There were four: Lois, Betty, Dorothy and Margie--and, of them, the eldest and the smartest, a school teacher and a professional woman in California, Aunt Lois, was perhaps my favourite. She was the only relative of mine, maternal or paternal, that I knew of who sometimes attended the opera--She said that Lohengrin was "over-whelming" and that the music was "glorious." She also once, at a family picnic, grabbed me and hugged me because, as a ten-year-old, I had observed that eating healthful foods makes you healthy.
Aunt Lois's husband, Ray, though an immensely likeable man, an intense pinochle player, and sort of the designated Clan Bard of long, funny stories, was, of all my aunts' husbands, the one most unlike his wife, and most ill-suited to be her husband--and when I remarked on this disparity to my mother, she answered bluntly:
"Ray raped Lois on a supposed date, when he was on leave from the Navy, and she was just finishing school. And when she got pregnant with your cousin Lillian, he married her--and they have lived happily together ever since."
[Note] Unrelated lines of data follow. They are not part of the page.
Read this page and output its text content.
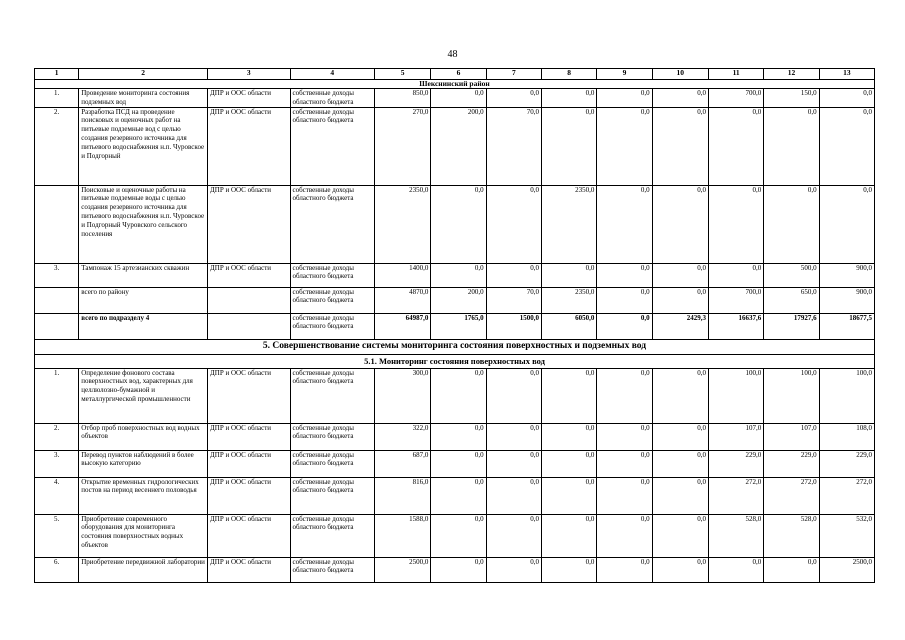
48
1	2	3	4	5	6	7	8	9	10	11	12	13
Шекснинский район												
1.	Проведение мониторинга состояния подземных вод	ДПР и ООС области	собственные доходы областного бюджета	850,0	0,0	0,0	0,0	0,0	0,0	700,0	150,0	0,0
2.	Разработка ПСД на проведение поисковых и оценочных работ на питьевые подземные вод с целью создания резервного источника для питьевого водоснабжения н.п. Чуровское и Подгорный	ДПР и ООС области	собственные доходы областного бюджета	270,0	200,0	70,0	0,0	0,0	0,0	0,0	0,0	0,0
	Поисковые и оценочные работы на питьевые подземные воды с целью создания резервного источника для питьевого водоснабжения н.п. Чуровское и Подгорный Чуровского сельского поселения	ДПР и ООС области	собственные доходы областного бюджета	2350,0	0,0	0,0	2350,0	0,0	0,0	0,0	0,0	0,0
3.	Тампонаж 15 артезианских скважин	ДПР и ООС области	собственные доходы областного бюджета	1400,0	0,0	0,0	0,0	0,0	0,0	0,0	500,0	900,0
	всего по району		собственные доходы областного бюджета	4870,0	200,0	70,0	2350,0	0,0	0,0	700,0	650,0	900,0
	всего по подразделу 4		собственные доходы областного бюджета	64987,0	1765,0	1500,0	6050,0	0,0	2429,3	16637,6	17927,6	18677,5
5. Совершенствование системы мониторинга состояния поверхностных и подземных вод												
5.1. Мониторинг состояния поверхностных вод												
1.	Определение фонового состава поверхностных вод, характерных для целлюлозно-бумажной и металлургической промышленности	ДПР и ООС области	собственные доходы областного бюджета	300,0	0,0	0,0	0,0	0,0	0,0	100,0	100,0	100,0
2.	Отбор проб поверхностных вод водных объектов	ДПР и ООС области	собственные доходы областного бюджета	322,0	0,0	0,0	0,0	0,0	0,0	107,0	107,0	108,0
3.	Перевод пунктов наблюдений в более высокую категорию	ДПР и ООС области	собственные доходы областного бюджета	687,0	0,0	0,0	0,0	0,0	0,0	229,0	229,0	229,0
4.	Открытие временных гидрологических постов на период весеннего половодья	ДПР и ООС области	собственные доходы областного бюджета	816,0	0,0	0,0	0,0	0,0	0,0	272,0	272,0	272,0
5.	Приобретение современного оборудования для мониторинга состояния поверхностных водных объектов	ДПР и ООС области	собственные доходы областного бюджета	1588,0	0,0	0,0	0,0	0,0	0,0	528,0	528,0	532,0
6.	Приобретение передвижной лаборатории	ДПР и ООС области	собственные доходы областного бюджета	2500,0	0,0	0,0	0,0	0,0	0,0	0,0	0,0	2500,0
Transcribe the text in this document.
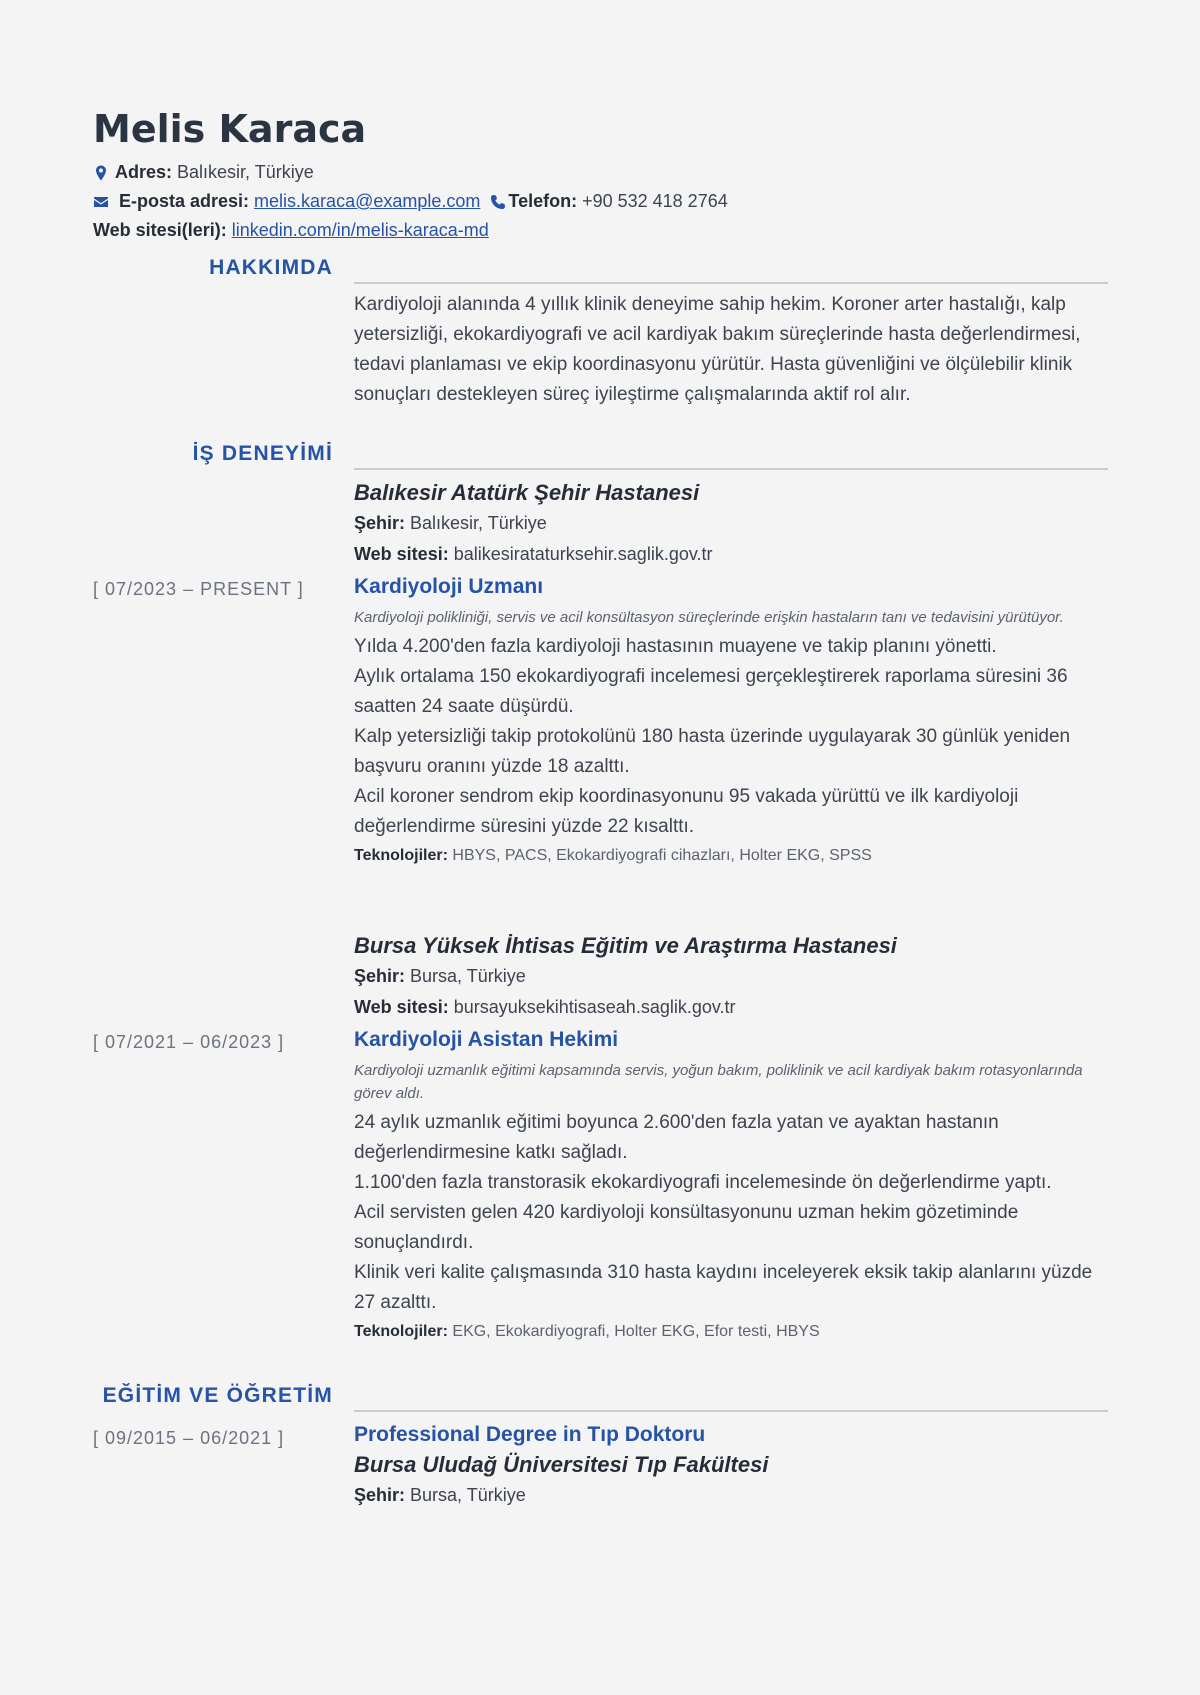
Melis Karaca
Adres: Balıkesir, Türkiye
E-posta adresi: melis.karaca@example.com Telefon: +90 532 418 2764
Web sitesi(leri): linkedin.com/in/melis-karaca-md
HAKKIMDA

Kardiyoloji alanında 4 yıllık klinik deneyime sahip hekim. Koroner arter hastalığı, kalp yetersizliği, ekokardiyografi ve acil kardiyak bakım süreçlerinde hasta değerlendirmesi, tedavi planlaması ve ekip koordinasyonu yürütür. Hasta güvenliğini ve ölçülebilir klinik sonuçları destekleyen süreç iyileştirme çalışmalarında aktif rol alır.

İŞ DENEYİMİ
Balıkesir Atatürk Şehir Hastanesi
Şehir: Balıkesir, Türkiye
Web sitesi: balikesirataturksehir.saglik.gov.tr
Kardiyoloji Uzmanı
Kardiyoloji polikliniği, servis ve acil konsültasyon süreçlerinde erişkin hastaların tanı ve tedavisini yürütüyor.
Yılda 4.200'den fazla kardiyoloji hastasının muayene ve takip planını yönetti.
Aylık ortalama 150 ekokardiyografi incelemesi gerçekleştirerek raporlama süresini 36 saatten 24 saate düşürdü.
Kalp yetersizliği takip protokolünü 180 hasta üzerinde uygulayarak 30 günlük yeniden başvuru oranını yüzde 18 azalttı.
Acil koroner sendrom ekip koordinasyonunu 95 vakada yürüttü ve ilk kardiyoloji değerlendirme süresini yüzde 22 kısalttı.
Teknolojiler: HBYS, PACS, Ekokardiyografi cihazları, Holter EKG, SPSS
[ 07/2023 – PRESENT ]
Bursa Yüksek İhtisas Eğitim ve Araştırma Hastanesi
Şehir: Bursa, Türkiye
Web sitesi: bursayuksekihtisaseah.saglik.gov.tr
Kardiyoloji Asistan Hekimi
Kardiyoloji uzmanlık eğitimi kapsamında servis, yoğun bakım, poliklinik ve acil kardiyak bakım rotasyonlarında görev aldı.
24 aylık uzmanlık eğitimi boyunca 2.600'den fazla yatan ve ayaktan hastanın değerlendirmesine katkı sağladı.
1.100'den fazla transtorasik ekokardiyografi incelemesinde ön değerlendirme yaptı.
Acil servisten gelen 420 kardiyoloji konsültasyonunu uzman hekim gözetiminde sonuçlandırdı.
Klinik veri kalite çalışmasında 310 hasta kaydını inceleyerek eksik takip alanlarını yüzde 27 azalttı.
Teknolojiler: EKG, Ekokardiyografi, Holter EKG, Efor testi, HBYS
[ 07/2021 – 06/2023 ]
EĞİTİM VE ÖĞRETİM
[ 09/2015 – 06/2021 ]	Professional Degree in Tıp Doktoru
Bursa Uludağ Üniversitesi Tıp Fakültesi
Şehir: Bursa, Türkiye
I should say that Cousin Lillian, who, if she were alive, would be in her mid-eighties--was an Honors Graduate from Stanford, and one of the most intelligent women I've ever known--and, to my bemusement and wonder, in her twenties and thirties, she was a Great Beauty, who married, briefly but effectively, for money, and who ever after lived a life of independence, splendor and fabulous luxury. Or so I believe. This much is certain: During the 60's when Reza Pahlavi and his ghoulish Savak ravaged Iran, Cousin Lillian was married to the son of a governor of an Iranian province, and I have seen many pictures of her attending the Shah's many wastefully luxurious parties, standing on staircases, in long dresses, with her hair done up, dripping with jewels. She said she hated it (utterly despised the Shah), but it was fun for her to introduce her mother, my Aunt Lois, to the Empress and the Queen Mother.